Children are submerged in the idea of entrepreneurialism when on Roblox as they are told to make anything that can reach millions of players and earn serious cash, over $2 million a year according to their website – a claim that was removed from their website after People Make Games’ first YouTube video covering Roblox.
The children using the platform do not understand the economics involved. They must earn 100,000 Robux before they are able to withdraw any money, which is equivalent to $1000 USD, but they would only actually receive $350. Quintin likens this practice to children working in historic logging camps and mining towns where they would earn fictitious money invented by companies that could only be spent in the local vicinity, where companies would take a fee if any scrip (the name for the currency) was to be converted into USD.
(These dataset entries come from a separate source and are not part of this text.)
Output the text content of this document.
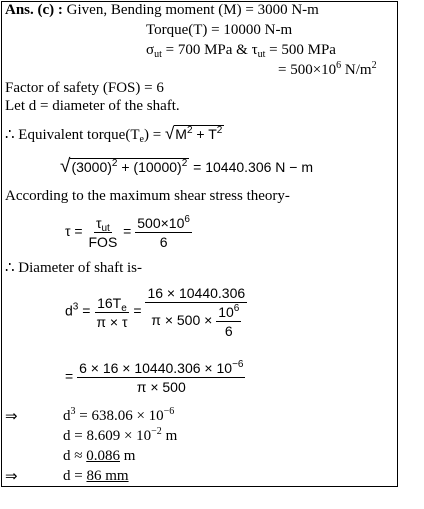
Ans. (c) : Given, Bending moment (M) = 3000 N-m
Torque(T) = 10000 N-m
$\sigma_{ut} = 700$ MPa & $\tau_{ut} = 500$ MPa
= $500\times 10^6$ $N/m^2$
Factor of safety (FOS) = 6
Let d = diameter of the shaft.
∴ Equivalent $torque(T_e) = √M^2 + T^2$
$√(3000)^2 + (10000)^2 = 10440.306$ N − m
According to the maximum shear stress theory-
$\tau = \frac{\tau_{ut}}{\text{FOS}} = \frac{500\times 10^6}{6}$
∴ Diameter of shaft is-
$d^3 = \frac{16T_e}{\pi \times \tau} = \frac{16 \times 10440.306}{\pi \times 500 \times \frac{10^6}{6}}$
= $\frac{6 \times 16 \times 10440.306 \times 10^{-6}}{\pi \times 500}$
⇒	$d^3 = 638.06 \times 10^{-6}$
$d = 8.609 \times 10^{-2}$ m
d ≈ 0.086 m
⇒	d = 86 mm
With Roblox, children want to be successful developers but there are millions of game experiences on the platform and only a few become top games. Users that spoke to Quintin did so anonymously so as not to harm their relationship with the platform or other creators, as upsetting the owners would lose a lot of rights for those involved, and the company gets away with this because it is being done to children – they are so embedded in the infrastructure that leaving Roblox would mean abandoning friends – even though the practices employed by Roblox would be illegal if not being done online due to child labour laws. Making a successful game now requires joining a team where children are made to sign contracts with bosses who may also be children themselves, who can change wages each other are awarded, or managers can take control of projects and kick everyone else off, for which there is no recourse or challenge process on the platform.
During People Make Games’ second investigation they were contacted by politicians who were alarmed and wanted to make frameworks to legislate against such practices as no laws for digital child labour are fleshed out enough currently. Quintin’s work is ongoing around Roblox and he continues to investigate the company and lobby for tighter controls around child labour laws on the internet.